Prediction markets revenue could top $10B by 2030, according to Citizens | Yogonet International

Prediction markets revenue could top $10B by 2030, according to Citizens | Yogonet International

Summary

Citizens analysts project prediction markets could deliver more than $10 billion in annual revenue by 2030, rising from a current run rate near $2 billion. Monthly trading volumes are around $10 billion today, while the report estimates an underlying event-sensitive exposure base in excess of $500 trillion — indicating substantial room for growth.

The report highlights attractive economics (near-zero marginal listing and settlement costs) and notes that platforms such as Robinhood, Kalshi and Polymarket already handle huge contract volumes. Institutional use cases — from event-driven hedge funds to corporates hedging discrete outcomes — are seen as the primary driver of future liquidity and revenue. Regulatory uncertainty, liquidity fragmentation and outcome-clarity risks remain the main constraints, but Citizens argues prediction markets are moving from a niche curiosity to a mainstream financial instrument.

Key Points

  • Citizens forecasts >$10bn annual revenue for prediction markets by 2030, up from ~ $2bn today.
  • Monthly trading volumes are ~ $10bn, small versus US equities but growing rapidly.
  • Underlying event-sensitive exposure estimated at > $500tn, suggesting large institutional potential.
  • Robinhood currently generates ~ $400m in prediction-market revenue; Kalshi and Polymarket processed $10bn notional in November.
  • Institutional adoption (hedge funds, macro desks, corporates, quant firms) expected to drive liquidity and more stable fee income.
  • Binary event contracts can offer cleaner hedges vs ETFs or index options for discrete outcomes.
  • Major constraints: regulatory uncertainty, liquidity fragmentation, insider-information risk and outcome ambiguity.
  • Citizens compares adoption potential to early equity options/ETFs and estimates an initial institutional notional opportunity of $250bn–$500bn.

Why should I read this?

Want the quick take? Prediction markets might not just be a niche hobby anymore — firms reckon they could turn into a multi-billion-dollar corner of finance. If you work in trading, risk, corporate strategy or regulation, this could change how you hedge and price discrete events. It’s short, sharp and worth a skim if you like knowing where markets could head next.

Context and relevance

This report matters because it frames prediction markets as an emerging infrastructure play for event-based risk transfer. The shift from retail-heavy activity to institutional involvement would bring deeper liquidity, tighter spreads and larger, recurring fee pools for platforms. That in turn attracts investment, regulatory scrutiny and competition from exchanges, brokerages and crypto venues.
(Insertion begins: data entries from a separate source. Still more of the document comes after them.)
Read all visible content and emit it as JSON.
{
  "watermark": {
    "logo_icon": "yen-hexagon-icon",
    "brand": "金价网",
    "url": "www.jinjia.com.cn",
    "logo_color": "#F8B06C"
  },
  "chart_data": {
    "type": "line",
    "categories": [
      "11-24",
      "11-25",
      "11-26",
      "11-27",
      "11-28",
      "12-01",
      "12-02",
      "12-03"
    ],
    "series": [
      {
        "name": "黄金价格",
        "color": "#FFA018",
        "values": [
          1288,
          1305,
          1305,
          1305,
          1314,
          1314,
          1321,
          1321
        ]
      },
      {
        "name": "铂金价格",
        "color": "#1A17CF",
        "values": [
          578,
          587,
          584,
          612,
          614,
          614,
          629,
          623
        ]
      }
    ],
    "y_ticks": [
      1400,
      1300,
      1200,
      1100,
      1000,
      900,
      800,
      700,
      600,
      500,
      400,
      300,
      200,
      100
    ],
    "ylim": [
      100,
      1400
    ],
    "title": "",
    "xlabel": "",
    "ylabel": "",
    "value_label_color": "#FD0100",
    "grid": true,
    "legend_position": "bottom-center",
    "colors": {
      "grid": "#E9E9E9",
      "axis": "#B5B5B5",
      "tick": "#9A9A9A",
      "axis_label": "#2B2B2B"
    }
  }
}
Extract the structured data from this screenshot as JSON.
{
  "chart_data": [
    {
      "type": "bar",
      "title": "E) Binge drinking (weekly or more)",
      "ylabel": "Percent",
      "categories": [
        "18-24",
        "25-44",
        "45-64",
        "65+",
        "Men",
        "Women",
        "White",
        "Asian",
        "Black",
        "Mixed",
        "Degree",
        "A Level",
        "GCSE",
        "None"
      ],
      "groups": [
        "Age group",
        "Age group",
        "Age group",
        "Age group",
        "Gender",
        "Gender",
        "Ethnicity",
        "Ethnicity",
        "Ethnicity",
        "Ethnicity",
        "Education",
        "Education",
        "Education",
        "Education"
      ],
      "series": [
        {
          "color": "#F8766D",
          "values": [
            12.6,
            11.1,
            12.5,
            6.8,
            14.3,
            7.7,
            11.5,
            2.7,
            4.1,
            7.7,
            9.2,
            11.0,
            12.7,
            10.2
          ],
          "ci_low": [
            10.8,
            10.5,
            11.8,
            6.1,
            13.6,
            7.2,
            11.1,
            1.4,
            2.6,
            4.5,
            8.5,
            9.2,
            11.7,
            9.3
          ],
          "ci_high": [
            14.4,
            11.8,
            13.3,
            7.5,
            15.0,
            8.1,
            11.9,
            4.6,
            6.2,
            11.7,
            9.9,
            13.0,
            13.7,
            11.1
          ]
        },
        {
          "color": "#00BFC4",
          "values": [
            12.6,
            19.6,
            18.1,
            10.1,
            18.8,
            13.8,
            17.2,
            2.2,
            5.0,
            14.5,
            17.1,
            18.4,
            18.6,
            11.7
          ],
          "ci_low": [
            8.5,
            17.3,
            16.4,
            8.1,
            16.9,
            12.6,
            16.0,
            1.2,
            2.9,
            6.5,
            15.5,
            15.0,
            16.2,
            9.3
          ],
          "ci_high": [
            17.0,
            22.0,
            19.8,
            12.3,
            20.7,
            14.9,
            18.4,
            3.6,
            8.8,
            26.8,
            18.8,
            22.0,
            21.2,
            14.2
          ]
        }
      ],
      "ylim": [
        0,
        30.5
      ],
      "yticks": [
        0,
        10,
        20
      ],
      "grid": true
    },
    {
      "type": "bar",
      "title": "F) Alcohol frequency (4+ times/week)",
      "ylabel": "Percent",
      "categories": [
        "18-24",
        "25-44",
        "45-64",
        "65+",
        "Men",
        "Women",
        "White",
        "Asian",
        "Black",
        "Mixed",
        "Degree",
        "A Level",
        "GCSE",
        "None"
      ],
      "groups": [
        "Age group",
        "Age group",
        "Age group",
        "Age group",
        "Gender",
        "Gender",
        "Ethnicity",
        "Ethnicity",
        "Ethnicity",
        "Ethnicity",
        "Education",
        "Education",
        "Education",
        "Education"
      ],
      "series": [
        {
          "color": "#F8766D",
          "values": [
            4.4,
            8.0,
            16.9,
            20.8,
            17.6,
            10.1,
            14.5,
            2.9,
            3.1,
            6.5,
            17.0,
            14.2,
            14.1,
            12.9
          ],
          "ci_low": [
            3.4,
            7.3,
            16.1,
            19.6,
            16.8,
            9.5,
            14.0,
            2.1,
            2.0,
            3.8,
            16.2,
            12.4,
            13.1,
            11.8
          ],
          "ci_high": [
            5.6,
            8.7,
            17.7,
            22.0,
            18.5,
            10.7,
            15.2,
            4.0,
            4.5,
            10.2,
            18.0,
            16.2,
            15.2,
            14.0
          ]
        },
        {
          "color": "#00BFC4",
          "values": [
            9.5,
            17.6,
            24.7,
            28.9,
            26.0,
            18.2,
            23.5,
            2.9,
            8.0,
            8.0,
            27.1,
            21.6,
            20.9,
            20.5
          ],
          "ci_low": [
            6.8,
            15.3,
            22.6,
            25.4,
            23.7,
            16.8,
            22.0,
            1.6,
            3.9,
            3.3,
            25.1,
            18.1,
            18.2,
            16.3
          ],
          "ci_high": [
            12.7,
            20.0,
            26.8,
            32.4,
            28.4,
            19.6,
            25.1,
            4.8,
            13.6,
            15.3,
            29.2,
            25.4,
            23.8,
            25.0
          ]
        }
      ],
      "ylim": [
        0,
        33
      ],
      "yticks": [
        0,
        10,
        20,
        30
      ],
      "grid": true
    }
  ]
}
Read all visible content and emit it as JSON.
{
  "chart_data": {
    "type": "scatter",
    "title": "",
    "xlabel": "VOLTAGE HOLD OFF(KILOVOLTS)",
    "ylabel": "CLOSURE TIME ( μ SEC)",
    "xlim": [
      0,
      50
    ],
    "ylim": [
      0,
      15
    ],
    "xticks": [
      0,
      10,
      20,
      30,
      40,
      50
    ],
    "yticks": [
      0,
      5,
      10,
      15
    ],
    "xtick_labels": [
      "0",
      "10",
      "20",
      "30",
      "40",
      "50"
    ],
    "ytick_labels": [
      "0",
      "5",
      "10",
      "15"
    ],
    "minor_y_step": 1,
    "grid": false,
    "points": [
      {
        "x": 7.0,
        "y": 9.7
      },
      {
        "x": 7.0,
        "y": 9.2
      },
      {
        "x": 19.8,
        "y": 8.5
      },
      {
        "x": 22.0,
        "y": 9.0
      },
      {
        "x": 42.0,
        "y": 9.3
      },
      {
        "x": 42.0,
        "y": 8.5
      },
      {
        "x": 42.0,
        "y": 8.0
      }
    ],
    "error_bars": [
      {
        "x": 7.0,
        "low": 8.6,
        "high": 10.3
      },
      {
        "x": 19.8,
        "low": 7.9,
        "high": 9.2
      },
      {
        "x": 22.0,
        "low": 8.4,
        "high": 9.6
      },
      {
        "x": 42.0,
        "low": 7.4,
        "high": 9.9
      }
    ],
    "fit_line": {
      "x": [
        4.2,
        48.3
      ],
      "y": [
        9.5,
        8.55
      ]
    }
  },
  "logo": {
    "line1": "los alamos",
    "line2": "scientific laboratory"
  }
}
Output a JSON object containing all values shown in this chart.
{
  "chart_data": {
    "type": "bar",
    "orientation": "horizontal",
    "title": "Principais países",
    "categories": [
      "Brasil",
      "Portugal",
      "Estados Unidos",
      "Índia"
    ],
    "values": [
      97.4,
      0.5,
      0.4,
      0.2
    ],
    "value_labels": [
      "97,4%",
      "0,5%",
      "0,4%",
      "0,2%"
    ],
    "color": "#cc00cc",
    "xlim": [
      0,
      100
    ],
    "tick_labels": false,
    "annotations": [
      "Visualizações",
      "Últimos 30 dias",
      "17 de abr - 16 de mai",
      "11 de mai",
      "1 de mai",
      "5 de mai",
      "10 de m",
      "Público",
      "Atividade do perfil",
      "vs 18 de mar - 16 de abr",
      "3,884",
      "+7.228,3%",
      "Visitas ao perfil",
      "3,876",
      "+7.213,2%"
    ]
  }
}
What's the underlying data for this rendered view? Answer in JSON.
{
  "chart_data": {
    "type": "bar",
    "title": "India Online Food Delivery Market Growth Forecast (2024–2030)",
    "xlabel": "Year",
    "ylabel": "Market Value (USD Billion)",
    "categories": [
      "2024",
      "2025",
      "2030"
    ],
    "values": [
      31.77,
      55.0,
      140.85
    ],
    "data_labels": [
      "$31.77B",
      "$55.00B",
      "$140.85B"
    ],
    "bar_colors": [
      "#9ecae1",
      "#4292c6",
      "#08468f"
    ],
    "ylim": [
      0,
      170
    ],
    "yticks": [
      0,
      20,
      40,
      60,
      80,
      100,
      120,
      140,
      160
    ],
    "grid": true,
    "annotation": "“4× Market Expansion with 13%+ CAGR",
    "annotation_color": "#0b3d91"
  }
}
For the gaming and betting industries, prediction markets intersect with sports and entertainment volumes today but are expected to broaden into corporate finance, litigation, macro hedging and policy-sensitive outcomes. Regulators and industry participants should watch interoperability, market integrity and jurisdictional rules — these are the key levers that will determine whether the sector scales as Citizens anticipates.